In 2012, 242 applications or services that were based upon or use open data were submitted for consideration to third annual "Health Datapalooza. About 70 health app exhibitors made it to the expo. The conference itself had some 1400 registered attendees, not counting press and staff, and was sold out in advance of the event in the cavernous Washington Convention Center in DC. On Wednesday, I asked Dr. Bob Kucher, now of Venrock Capital and the Brookings Institution, about how the Health Data Initiative has grown and evolved. Dr. Kucher was instrumental to its founding when he served in the Obama administration. Our interview is embedded below:

Revolutionizing the healthcare industry --- in HHS Secretary Sebelius's words, reformulating Wired executive editor Thomas Goetz's 'latent data' to "lazy data" --- has meant years of work unlocking government data and actively engaging the developers, entrepreneurial and venture capital community. While the process of making health data open and machine-readable is far from done, there has been incontrovertible progress in standing up new application programming interfaces (APIs) that enable entrepreneurs, academic institutions and government itself to retrieve it one demand.
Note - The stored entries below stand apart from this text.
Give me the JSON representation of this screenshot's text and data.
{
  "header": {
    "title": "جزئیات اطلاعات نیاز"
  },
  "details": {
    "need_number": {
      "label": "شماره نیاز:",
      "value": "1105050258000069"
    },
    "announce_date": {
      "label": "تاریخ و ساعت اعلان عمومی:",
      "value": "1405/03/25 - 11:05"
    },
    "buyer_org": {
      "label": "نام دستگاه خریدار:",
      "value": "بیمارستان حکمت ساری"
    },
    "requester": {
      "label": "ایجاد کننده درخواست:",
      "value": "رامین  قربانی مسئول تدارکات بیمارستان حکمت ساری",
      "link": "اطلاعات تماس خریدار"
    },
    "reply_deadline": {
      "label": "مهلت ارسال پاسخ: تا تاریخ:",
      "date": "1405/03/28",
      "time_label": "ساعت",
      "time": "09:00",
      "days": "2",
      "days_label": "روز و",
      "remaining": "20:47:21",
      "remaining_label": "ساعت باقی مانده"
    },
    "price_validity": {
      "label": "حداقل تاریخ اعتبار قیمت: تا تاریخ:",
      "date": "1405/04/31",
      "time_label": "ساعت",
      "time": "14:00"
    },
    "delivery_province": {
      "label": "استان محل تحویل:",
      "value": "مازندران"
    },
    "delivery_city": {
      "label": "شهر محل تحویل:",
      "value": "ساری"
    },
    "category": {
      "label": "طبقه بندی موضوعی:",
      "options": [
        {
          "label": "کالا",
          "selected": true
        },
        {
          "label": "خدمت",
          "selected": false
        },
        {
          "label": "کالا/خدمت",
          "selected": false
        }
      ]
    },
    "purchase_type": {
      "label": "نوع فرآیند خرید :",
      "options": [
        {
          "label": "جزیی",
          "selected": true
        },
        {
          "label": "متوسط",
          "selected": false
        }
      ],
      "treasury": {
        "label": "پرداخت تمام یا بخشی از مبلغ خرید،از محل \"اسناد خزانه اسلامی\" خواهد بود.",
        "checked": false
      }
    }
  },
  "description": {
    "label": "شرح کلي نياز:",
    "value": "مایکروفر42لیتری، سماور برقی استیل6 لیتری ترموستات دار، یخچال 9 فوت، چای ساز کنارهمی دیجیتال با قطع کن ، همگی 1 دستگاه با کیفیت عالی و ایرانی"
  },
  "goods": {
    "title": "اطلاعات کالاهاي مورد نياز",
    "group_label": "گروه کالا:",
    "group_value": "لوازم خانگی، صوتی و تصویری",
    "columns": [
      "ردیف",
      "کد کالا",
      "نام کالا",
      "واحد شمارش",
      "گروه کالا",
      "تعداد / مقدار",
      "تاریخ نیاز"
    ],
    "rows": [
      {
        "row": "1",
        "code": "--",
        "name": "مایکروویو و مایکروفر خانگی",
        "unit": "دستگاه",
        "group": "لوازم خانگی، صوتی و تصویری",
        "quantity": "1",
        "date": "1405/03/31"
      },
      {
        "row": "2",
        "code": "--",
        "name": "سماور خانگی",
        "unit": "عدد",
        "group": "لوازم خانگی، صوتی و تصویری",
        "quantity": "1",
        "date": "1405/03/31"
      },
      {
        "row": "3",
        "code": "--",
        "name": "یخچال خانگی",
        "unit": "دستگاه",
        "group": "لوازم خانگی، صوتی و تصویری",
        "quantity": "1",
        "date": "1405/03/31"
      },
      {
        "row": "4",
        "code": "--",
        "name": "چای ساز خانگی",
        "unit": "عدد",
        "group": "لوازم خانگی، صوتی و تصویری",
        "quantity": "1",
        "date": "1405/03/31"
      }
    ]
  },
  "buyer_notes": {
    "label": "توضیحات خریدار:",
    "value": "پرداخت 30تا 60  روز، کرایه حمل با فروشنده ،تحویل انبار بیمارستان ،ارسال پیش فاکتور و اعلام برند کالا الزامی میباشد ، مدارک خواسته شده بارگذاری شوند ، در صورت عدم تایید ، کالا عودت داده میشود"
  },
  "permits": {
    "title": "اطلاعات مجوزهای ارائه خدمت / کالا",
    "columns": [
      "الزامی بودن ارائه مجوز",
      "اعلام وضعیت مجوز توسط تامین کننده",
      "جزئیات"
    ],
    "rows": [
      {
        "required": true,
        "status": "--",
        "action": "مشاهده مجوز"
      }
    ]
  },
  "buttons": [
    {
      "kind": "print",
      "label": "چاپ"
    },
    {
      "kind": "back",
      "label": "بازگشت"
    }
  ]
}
On Monday, in concert with the Health Data Palooza, a new version of HealthData.gov launched, including the release of new data sets that enable not just hospital quality comparisons but insurance fees as well.

Two years later, the blossoming of the HDI Forum into a massive conference that attracted the interest of the media, venture capitalists and entrepreneurs from around the nation is a short-term development that few people would have predicted in 2010 but that a nation starved for solutions to spiraling healthcare costs and some action from a federal government that all too frequently looks broken is welcome.

"The immense fiscal pressure driving 'innovation' in the health context actually means belated leveraging of data insights other industries take for granted from customer databases," said Chuck Curran, executive director and general counsel or the Network Advertising Initiative, when interviewed at this year's HDI Forum. For example, he suggested, look at "the dashboarding of latent/lazy data on community health, combined with geographic visualizations, to enable “hotspot”-focused interventions, or info about service plan information like the new HHS interface for insurance plan data (including the API).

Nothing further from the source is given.